De auteurs wijzen terecht op het feit dat er een toenemende islamisering is vast te stellen binnen de Maghrebijnse gemeenschap. Steeds meer tweede-generatie jongeren voelen zich in hun identiteitsbeleving aangesproken door de Islam. Voor velen gaat de ‘islamisering’ gepaard met een ‘specifiek levensmodel’, waarbij men als belijdende moslim zo nauw mogelijk bepaalde religieuze voorschriften tracht op te volgen. De hoofddoek is daar het meest zichtbare onderdeel van. Op tijd bidden – en dus ook op de werkplaats trachten te bidden is een ander voorbeeld. Andere voorbeelden die als minder ‘leuk’ en ‘conservatief’ kunnen worden ervaren kunnen gaan van het weigeren nog langer een hand te geven aan iemand van het andere geslacht, tot het niet langer in een café willen zitten waar ook alcohol wordt geconsumeerd. Deze levensstijl – die voor velen als ‘conservatief’ en ‘orthodox’ wordt gezien – kan als problematisch overkomen, zeker voor iemand die vanuit een seculiere achtergrond komt. Deze islamitische ‘way of life’ is echter niet uitzonderlijk. Iedereen leeft immers volgens een ‘way of life’: ook de ‘seculiere’ levensstijl is een levensstijl. Dat andere mensen dus voor een alternatieve levensstijl kiezen die als ‘orthodox’ of conservatief wordt gezien hoeft a priori geen probleem te zijn. Men zou kunnen opwerpen dat een seculiere levensstijl meer compatibel is met de individuele vrijheid en ontplooiing. Het volstaat hier om te stellen dat ook dit een ‘subjectieve’ invulling is, immers: ontplooiing hangt af van persoon tot persoon. Terwijl sommige (veelal geschoolde en goed verdienende) vrouwen het arbeidsproces als zelf-ontplooiiend ervaren, is het voor anderen (vooral ongeschoolde vrouwen) vooral een vervelende last die nodig is om de eindjes aan elkaar te knopen.
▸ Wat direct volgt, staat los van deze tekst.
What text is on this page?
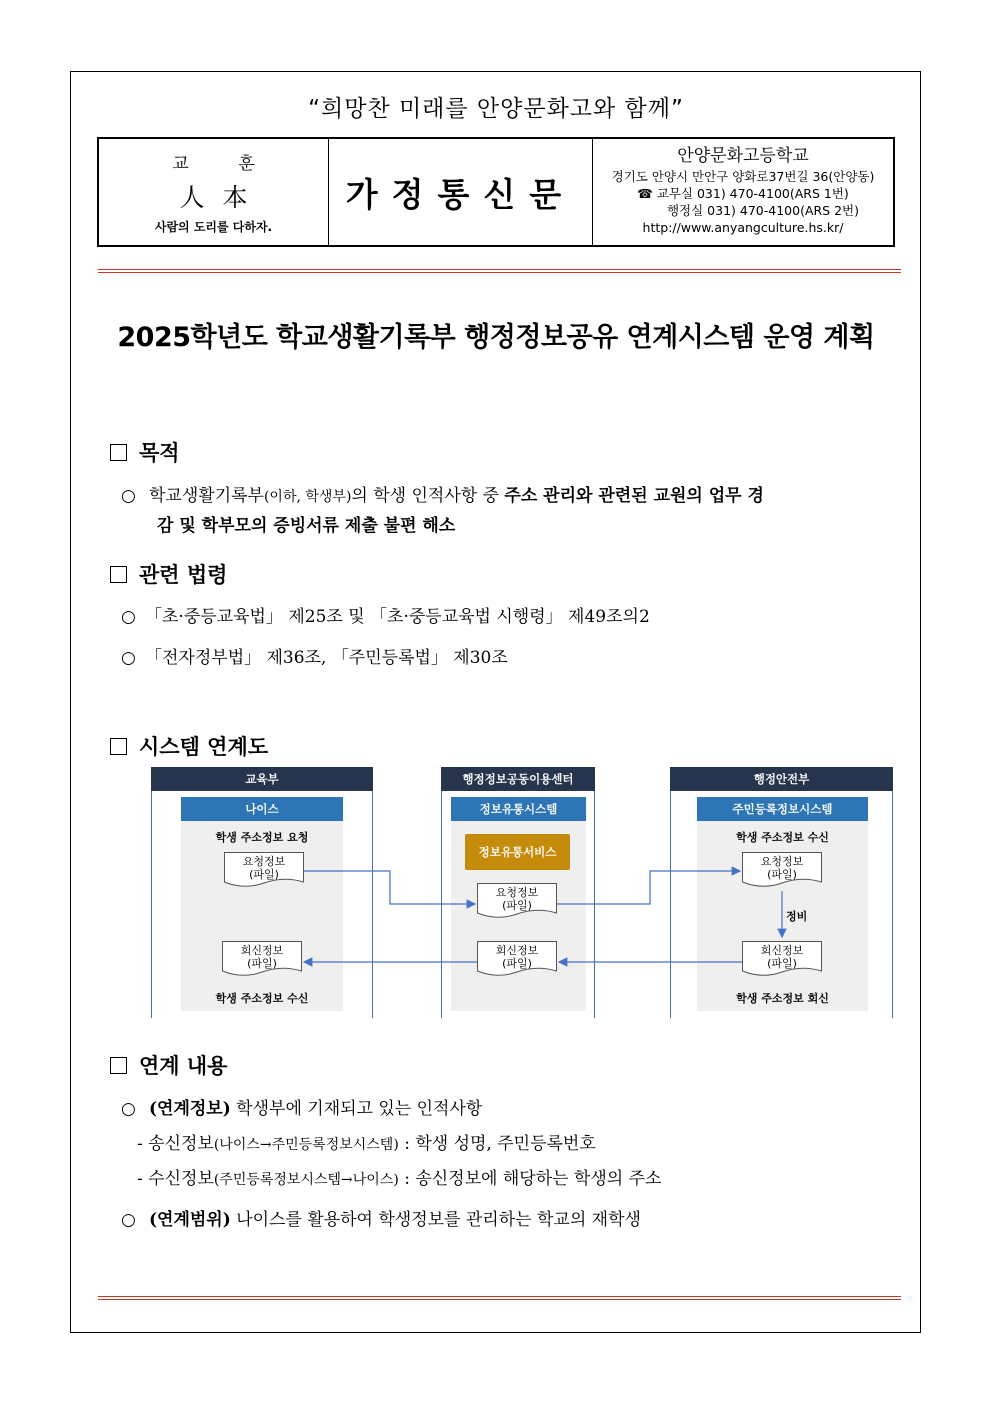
“희망찬 미래를 안양문화고와 함께”
교 훈
人本
사람의 도리를 다하자.
가정통신문
안양문화고등학교
경기도 안양시 만안구 양화로37번길 36(안양동)
☎ 교무실 031) 470-4100(ARS 1번)
행정실 031) 470-4100(ARS 2번)
http://www.anyangculture.hs.kr/
2025학년도 학교생활기록부 행정정보공유 연계시스템 운영 계획
목적
○ 학교생활기록부(이하, 학생부)의 학생 인적사항 중 주소 관리와 관련된 교원의 업무 경
감 및 학부모의 증빙서류 제출 불편 해소
관련 법령
○ 「초·중등교육법」 제25조 및 「초·중등교육법 시행령」 제49조의2
○ 「전자정부법」 제36조, 「주민등록법」 제30조
시스템 연계도
교육부
나이스
학생 주소정보 요청
학생 주소정보 수신
행정정보공동이용센터
정보유통시스템
정보유통서비스
행정안전부
주민등록정보시스템
학생 주소정보 수신
학생 주소정보 회신
정비
요청정보
(파일)
요청정보
(파일)
요청정보
(파일)
회신정보
(파일)
회신정보
(파일)
회신정보
(파일)
연계 내용
○ (연계정보) 학생부에 기재되고 있는 인적사항
- 송신정보(나이스→주민등록정보시스템) : 학생 성명, 주민등록번호
- 수신정보(주민등록정보시스템→나이스) : 송신정보에 해당하는 학생의 주소
○ (연계범위) 나이스를 활용하여 학생정보를 관리하는 학교의 재학생
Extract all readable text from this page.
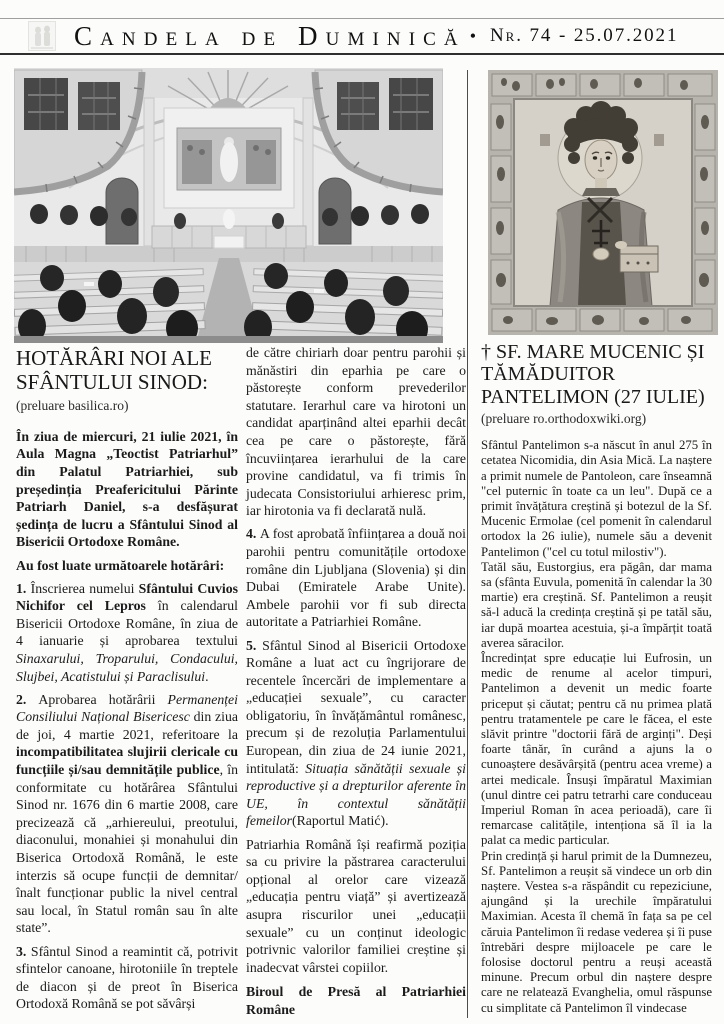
Candela de Duminică • Nr. 74 - 25.07.2021
HOTĂRÂRI NOI ALE SFÂNTULUI SINOD:
(preluare basilica.ro)

În ziua de miercuri, 21 iulie 2021, în Aula Magna „Teoctist Patriarhul” din Palatul Patriarhiei, sub președinția Preafericitului Părinte Patriarh Daniel, s-a desfășurat ședința de lucru a Sfântului Sinod al Bisericii Ortodoxe Române.

Au fost luate următoarele hotărâri:

1. Înscrierea numelui Sfântului Cuvios Nichifor cel Lepros în calendarul Bisericii Ortodoxe Române, în ziua de 4 ianuarie și aprobarea textului Sinaxarului, Troparului, Condacului, Slujbei, Acatistului și Paraclisului.

2. Aprobarea hotărârii Permanenței Consiliului Național Bisericesc din ziua de joi, 4 martie 2021, referitoare la incompatibilitatea slujirii clericale cu funcțiile și/sau demnitățile publice, în conformitate cu hotărârea Sfântului Sinod nr. 1676 din 6 martie 2008, care precizează că „arhiereului, preotului, diaconului, monahiei și monahului din Biserica Ortodoxă Română, le este interzis să ocupe funcții de demnitar/înalt funcționar public la nivel central sau local, în Statul român sau în alte state”.

3. Sfântul Sinod a reamintit că, potrivit sfintelor canoane, hirotoniile în treptele de diacon și de preot în Biserica Ortodoxă Română se pot săvârși

de către chiriarh doar pentru parohii și mănăstiri din eparhia pe care o păstorește conform prevederilor statutare. Ierarhul care va hirotoni un candidat aparținând altei eparhii decât cea pe care o păstorește, fără încuviințarea ierarhului de la care provine candidatul, va fi trimis în judecata Consistoriului arhieresc prim, iar hirotonia va fi declarată nulă.

4. A fost aprobată înființarea a două noi parohii pentru comunitățile ortodoxe române din Ljubljana (Slovenia) și din Dubai (Emiratele Arabe Unite). Ambele parohii vor fi sub directa autoritate a Patriarhiei Române.

5. Sfântul Sinod al Bisericii Ortodoxe Române a luat act cu îngrijorare de recentele încercări de implementare a „educației sexuale”, cu caracter obligatoriu, în învățământul românesc, precum și de rezoluția Parlamentului European, din ziua de 24 iunie 2021, intitulată: Situația sănătății sexuale și reproductive și a drepturilor aferente în UE, în contextul sănătății femeilor(Raportul Matić).

Patriarhia Română își reafirmă poziția sa cu privire la păstrarea caracterului opțional al orelor care vizează „educația pentru viață” și avertizează asupra riscurilor unei „educații sexuale” cu un conținut ideologic potrivnic valorilor familiei creștine și inadecvat vârstei copiilor.

Biroul de Presă al Patriarhiei Române

† SF. MARE MUCENIC ȘI TĂMĂDUITOR PANTELIMON (27 IULIE)
(preluare ro.orthodoxwiki.org)

Sfântul Pantelimon s-a născut în anul 275 în cetatea Nicomidia, din Asia Mică. La naștere a primit numele de Pantoleon, care înseamnă "cel puternic în toate ca un leu". După ce a primit învățătura creștină și botezul de la Sf. Mucenic Ermolae (cel pomenit în calendarul ortodox la 26 iulie), numele său a devenit Pantelimon ("cel cu totul milostiv").

Tatăl său, Eustorgius, era păgân, dar mama sa (sfânta Euvula, pomenită în calendar la 30 martie) era creștină. Sf. Pantelimon a reușit să-l aducă la credința creștină și pe tatăl său, iar după moartea acestuia, și-a împărțit toată averea săracilor.

Încredințat spre educație lui Eufrosin, un medic de renume al acelor timpuri, Pantelimon a devenit un medic foarte priceput și căutat; pentru că nu primea plată pentru tratamentele pe care le făcea, el este slăvit printre "doctorii fără de arginți". Deși foarte tânăr, în curând a ajuns la o cunoaștere desăvârșită (pentru acea vreme) a artei medicale. Însuși împăratul Maximian (unul dintre cei patru tetrarhi care conduceau Imperiul Roman în acea perioadă), care îi remarcase calitățile, intenționa să îl ia la palat ca medic particular.

Prin credință și harul primit de la Dumnezeu, Sf. Pantelimon a reușit să vindece un orb din naștere. Vestea s-a răspândit cu repeziciune, ajungând și la urechile împăratului Maximian. Acesta îl chemă în fața sa pe cel căruia Pantelimon îi redase vederea și îi puse întrebări despre mijloacele pe care le folosise doctorul pentru a reuși această minune. Precum orbul din naștere despre care ne relatează Evanghelia, omul răspunse cu simplitate că Pantelimon îl vindecase
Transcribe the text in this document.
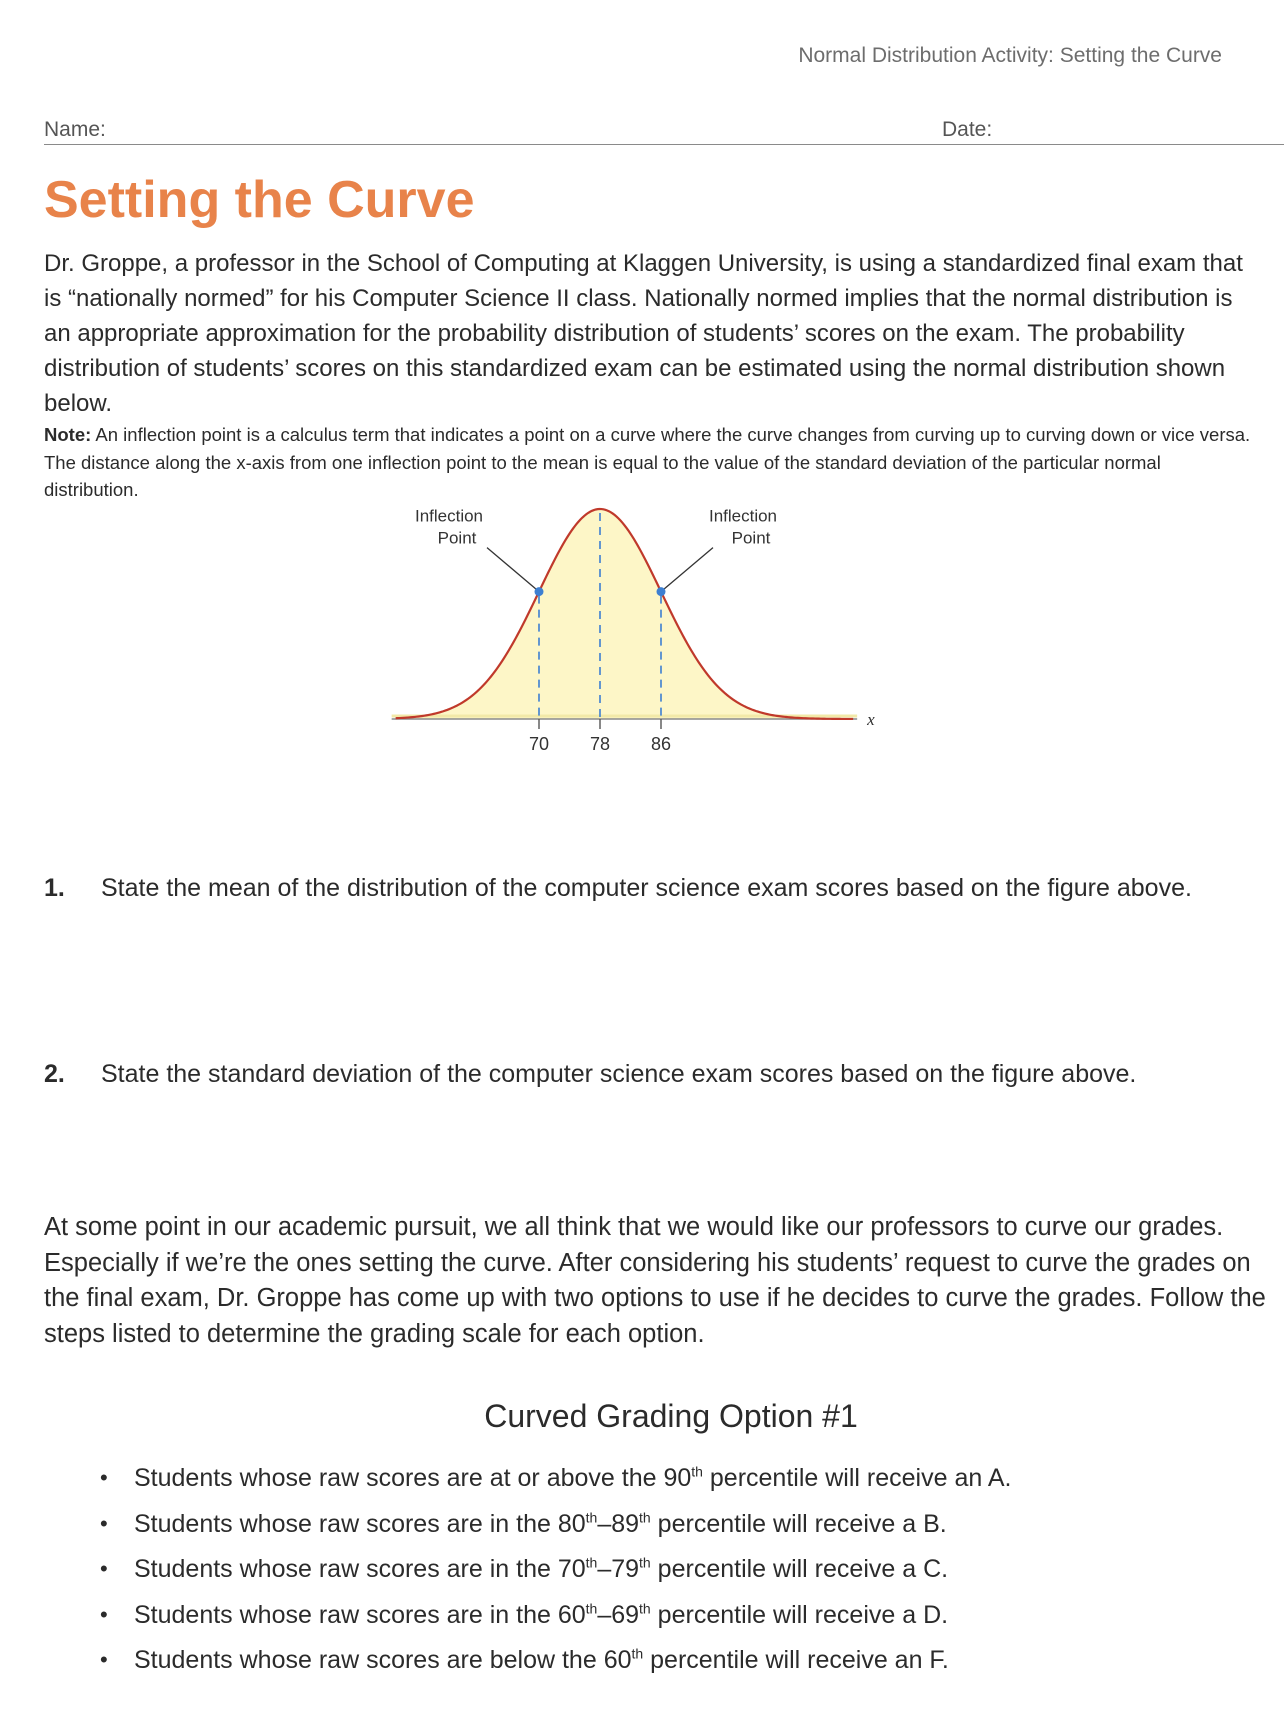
Normal Distribution Activity: Setting the Curve
Name:	Date:
Setting the Curve

Dr. Groppe, a professor in the School of Computing at Klaggen University, is using a standardized final exam that is “nationally normed” for his Computer Science II class. Nationally normed implies that the normal distribution is an appropriate approximation for the probability distribution of students’ scores on the exam. The probability distribution of students’ scores on this standardized exam can be estimated using the normal distribution shown below.

Note: An inflection point is a calculus term that indicates a point on a curve where the curve changes from curving up to curving down or vice versa. The distance along the x-axis from one inflection point to the mean is equal to the value of the standard deviation of the particular normal distribution.

Inflection
Point
Inflection
Point
70 78 86
x
1. State the mean of the distribution of the computer science exam scores based on the figure above.
2. State the standard deviation of the computer science exam scores based on the figure above.

At some point in our academic pursuit, we all think that we would like our professors to curve our grades. Especially if we’re the ones setting the curve. After considering his students’ request to curve the grades on the final exam, Dr. Groppe has come up with two options to use if he decides to curve the grades. Follow the steps listed to determine the grading scale for each option.

Curved Grading Option #1
• Students whose raw scores are at or above the 90th percentile will receive an A.
• Students whose raw scores are in the 80th–89th percentile will receive a B.
• Students whose raw scores are in the 70th–79th percentile will receive a C.
• Students whose raw scores are in the 60th–69th percentile will receive a D.
• Students whose raw scores are below the 60th percentile will receive an F.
Een probleem ontstaat echter wanneer een ‘seculiere’ levensstijl, of een ‘orthodoxe’ islamitische levensstijl de enige geldende norm wordt. Vandaag bestaat er binnen de Maghrebijnse gemeenschap een impliciete sociale druk om een islamitische levensstijl te volgen. Dit heeft enerzijds met haar zichtbaarheid te maken, aangezien vele Maghrebijnen belijdende moslims zijn; anderzijds wordt vanuit de islamitische identiteit ook vertrokken om verzet aan te tekenen tegen de toenemende assimilatiedruk, en tegen racisme en discriminatie. Anderzijds is er echter een expliciete en maatschappelijk aanvaarde druk – die gesteund wordt door sociale, juridische en politieke maatregelen – om volgens seculiere lijnen leven vanuit de dominante samenleving. Het hoofddoekenverbod (ook al heeft België geen officieel verbod, in de feiten komt het erop neer dat de meeste scholen de hoofddoek verbieden) is hier het meest sprekende voorbeeld van. Daar waar er dus een impliciete sociale druk bestaat om binnen de Maghrebijnse gemeenschap op een ‘islamitische’ wijze te leven, is er een expliciete maatschappelijke druk binnen de ‘dominante’ samenleving om een seculiere way of life te volgen.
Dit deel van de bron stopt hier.